The new general secretary of the Christian Social People's Party (CSV) was a guest on RTL Radio on Saturday afternoon.

Christophe Hansen, who currently serves as a Member of the European Parliament for the CSV, stated that the party is experiencing a "new dynamic" and that he personally is "highly motivated to work out new policies".

The newly elected general secretary hinted that he will be one of the CSV's candidates for the 2023 national election, stating that it has always been one of his goals to hold a national mandate. Hansen explained that he already had the opportunity to gather experience on a local and European level and is now preparing to take the next step. However, for the time being, Hansen's main focus is still on finishing his "major projects" in the European Parliament.

Hansen stated that he hopes that a number of the party's junior politicians will get a chance to serve in the Chamber of Deputies before the next election and thus benefit from increased visibility. He announced that he will actively seek out some of the CSV's more experienced MPs to discuss this topic with them.

"No action needed" regarding finance management

The CSV wants to move past the "Frank Engel" chapter once and for all, according to Hansen, who added that the "positive drive" the party is currently experiencing must be harnessed now.

Nevertheless, Hansen did confirm during his interview that the public prosecutor's office had indeed ordered a second search of the CSV's headquarters in the context of the non-profit association "CSV Frëndeskrees". Hansen declared that the CSV "has done its part" and that it is now up to the judicial authorities to do their jobs.

The CSV's new general secretary stated that there is "no action needed" regarding the party's finance management and sees no need to make it more professional or introduce written procedures – an external audit had revealed that the CSV has in fact no written procedures regarding its finances. Hansen explained that the party had simply never needed them and put nearly all of the blame for the recent problems on the party's former president Frank Engel. The MEP went on to say that the CSV now has a new treasurer in the person of Kopstal mayor Thierry Schuman, who is also a member of BGL BNP Paribas' administrative board. Schuman would take a "closer look" at the party's finances and the CSV now had the right executive members to ensure that everything will be in order in the future, Hansen stated.

Creating solutions supported by 80-90% of the public

One of the first major challenges for the CSV's new executive team will be to enter a structured dialogue.

The party's basic organisations as well as non-Luxembourg nationals are to be involved. Hansen calls this strategy "back to the roots" and argues that it is not an announcement out of fear of losing members. The MEP pointed out that the CSV had always managed to create "uniform" policies in the past.

Hansen stated that despite the turbulent weeks and months of the past, the CSV still has over 10,000 members. While the number is changing daily, Hansen thinks that it will increase in the long term. He also stated that he has no knowledge of any members that would be willing to join Engel's new party.

The CSV also wants to incorporate more external opinions, both from the general public and from experts. The goal is to create solutions that would be supported by 80-90% of the public instead of "favouring one side or the other". Hansen cited the climate crisis as an example, stating that it is not enough to "throw around targets" but that it must be assessed how these targets can be met realistically. Hansen questioned, for instance, whether it is a good idea to exclusively bank on electric mobility, but also added that sustainability must be socially acceptable.
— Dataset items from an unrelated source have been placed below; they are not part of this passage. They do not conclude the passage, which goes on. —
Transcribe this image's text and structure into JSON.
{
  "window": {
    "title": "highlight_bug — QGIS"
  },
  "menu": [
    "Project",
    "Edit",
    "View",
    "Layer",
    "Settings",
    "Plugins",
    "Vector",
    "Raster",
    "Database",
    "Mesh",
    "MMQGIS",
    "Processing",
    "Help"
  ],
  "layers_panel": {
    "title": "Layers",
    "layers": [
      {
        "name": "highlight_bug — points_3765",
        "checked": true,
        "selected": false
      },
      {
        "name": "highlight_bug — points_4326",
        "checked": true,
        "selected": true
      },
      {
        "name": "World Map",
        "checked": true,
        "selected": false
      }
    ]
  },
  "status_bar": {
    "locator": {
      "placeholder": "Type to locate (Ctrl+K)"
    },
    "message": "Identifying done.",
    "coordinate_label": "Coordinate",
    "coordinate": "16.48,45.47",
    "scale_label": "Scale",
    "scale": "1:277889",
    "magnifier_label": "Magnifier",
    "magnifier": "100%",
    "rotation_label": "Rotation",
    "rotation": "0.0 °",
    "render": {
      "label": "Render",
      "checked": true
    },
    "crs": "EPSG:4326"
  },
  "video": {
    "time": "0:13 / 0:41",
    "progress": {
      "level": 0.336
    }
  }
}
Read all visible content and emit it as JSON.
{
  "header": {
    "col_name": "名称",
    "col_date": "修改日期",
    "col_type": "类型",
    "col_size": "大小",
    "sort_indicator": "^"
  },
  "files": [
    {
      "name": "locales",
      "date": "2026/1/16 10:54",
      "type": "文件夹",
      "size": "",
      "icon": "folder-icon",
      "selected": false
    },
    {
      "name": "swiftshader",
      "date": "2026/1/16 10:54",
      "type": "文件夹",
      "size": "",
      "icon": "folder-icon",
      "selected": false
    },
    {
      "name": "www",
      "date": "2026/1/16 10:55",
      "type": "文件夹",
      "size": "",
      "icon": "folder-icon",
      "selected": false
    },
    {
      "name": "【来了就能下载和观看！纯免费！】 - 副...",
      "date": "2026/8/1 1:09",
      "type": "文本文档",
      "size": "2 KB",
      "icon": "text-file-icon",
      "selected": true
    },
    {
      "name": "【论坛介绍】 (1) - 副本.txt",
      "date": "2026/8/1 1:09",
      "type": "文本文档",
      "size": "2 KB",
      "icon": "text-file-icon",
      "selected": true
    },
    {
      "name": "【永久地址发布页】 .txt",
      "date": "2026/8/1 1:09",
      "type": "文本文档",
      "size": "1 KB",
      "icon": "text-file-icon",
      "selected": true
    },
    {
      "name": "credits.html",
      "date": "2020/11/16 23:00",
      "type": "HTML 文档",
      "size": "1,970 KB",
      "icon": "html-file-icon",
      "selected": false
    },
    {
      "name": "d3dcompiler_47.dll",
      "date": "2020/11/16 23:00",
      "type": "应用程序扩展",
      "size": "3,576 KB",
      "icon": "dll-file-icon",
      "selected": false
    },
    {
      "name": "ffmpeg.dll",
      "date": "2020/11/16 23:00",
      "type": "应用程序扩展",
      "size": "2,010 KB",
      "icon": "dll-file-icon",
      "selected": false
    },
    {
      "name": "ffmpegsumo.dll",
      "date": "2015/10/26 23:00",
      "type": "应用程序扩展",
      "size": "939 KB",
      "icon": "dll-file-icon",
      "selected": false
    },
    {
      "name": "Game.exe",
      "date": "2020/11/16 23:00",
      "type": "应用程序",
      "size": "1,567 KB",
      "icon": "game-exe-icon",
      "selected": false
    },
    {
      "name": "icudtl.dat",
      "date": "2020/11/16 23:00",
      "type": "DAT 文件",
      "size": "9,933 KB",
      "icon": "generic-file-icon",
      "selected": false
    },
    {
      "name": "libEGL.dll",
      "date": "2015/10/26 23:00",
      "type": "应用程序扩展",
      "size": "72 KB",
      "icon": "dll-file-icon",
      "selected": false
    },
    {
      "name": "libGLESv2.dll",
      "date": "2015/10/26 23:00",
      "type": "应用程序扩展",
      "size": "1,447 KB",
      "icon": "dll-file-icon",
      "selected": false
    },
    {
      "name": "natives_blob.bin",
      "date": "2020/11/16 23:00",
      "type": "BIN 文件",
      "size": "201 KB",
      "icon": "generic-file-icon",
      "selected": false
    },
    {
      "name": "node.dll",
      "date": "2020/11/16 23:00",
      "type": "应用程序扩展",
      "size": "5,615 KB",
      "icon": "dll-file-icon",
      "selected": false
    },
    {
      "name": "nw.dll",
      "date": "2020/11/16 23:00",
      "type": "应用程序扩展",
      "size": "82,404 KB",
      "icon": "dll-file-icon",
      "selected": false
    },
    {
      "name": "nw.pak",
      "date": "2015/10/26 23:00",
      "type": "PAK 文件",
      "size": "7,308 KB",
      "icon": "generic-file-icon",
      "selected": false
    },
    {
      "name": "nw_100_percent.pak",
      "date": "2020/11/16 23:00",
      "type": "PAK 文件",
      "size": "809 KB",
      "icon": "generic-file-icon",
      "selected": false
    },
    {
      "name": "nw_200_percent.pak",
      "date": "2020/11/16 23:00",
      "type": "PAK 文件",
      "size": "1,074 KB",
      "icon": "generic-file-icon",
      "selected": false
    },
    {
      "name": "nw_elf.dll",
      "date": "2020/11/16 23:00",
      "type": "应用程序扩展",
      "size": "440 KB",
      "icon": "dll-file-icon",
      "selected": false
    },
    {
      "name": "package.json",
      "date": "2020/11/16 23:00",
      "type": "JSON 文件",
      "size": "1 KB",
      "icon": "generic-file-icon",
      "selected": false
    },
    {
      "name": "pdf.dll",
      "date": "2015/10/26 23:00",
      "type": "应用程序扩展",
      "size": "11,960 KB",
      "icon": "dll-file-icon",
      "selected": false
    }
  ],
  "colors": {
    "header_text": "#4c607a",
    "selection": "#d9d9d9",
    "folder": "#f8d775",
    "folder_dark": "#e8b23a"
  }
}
No definitive CSV position regarding taxes

Hansen brushed aside former CSV president Engel's ideas regarding an inheritance or wealth tax as "summer slump topics".

The MEP argued that the revenues generated by a theoretical inheritance tax would be miniscule and that such a measure would clearly restrict intergenerational solidarity within families. Hansen stressed that the debate around taxation should be broadened and that it should be assessed which measures would really benefit the treasury and which are merely "ideological".

Hansen explained that an internal task force is still working on a definitive CSV position on tax issues. The result will be presented at the earliest during the party's congress in autumn.

Uncoordinated coronavirus restrictions make travel nearly impossible

Last year, many people celebrated Europe Day (9 May) behind closed borders, including in Luxembourg. Hansen expressed his disappointment over the European Commission's reaction to the unilateral decisions by a number of member states. The MEP thinks that harsher sanctions would have been necessary in this regard. Travel would become impossible, if a member state takes decisions without discussing them with its neighbouring countries.

Regarding the European Vaccination Certificate, Hansen stated that it is now the responsibility of those vaccine producers, whose products are not yet authorised by the European Medicines Agency (Ema) but have still been administered to European citizens, to complete their pending procedures with the Ema.

The member states themselves mainly need to take the necessary preparations to process the green passports and set up the required technical infrastructure.

When asked about the idea to temporarily suspend the patent rights to the Covid-19 vaccines, Hansen stated that in his eyes, the idea falls short. The MEP suggested that the USA should then also think about lifting their export ban on vaccines.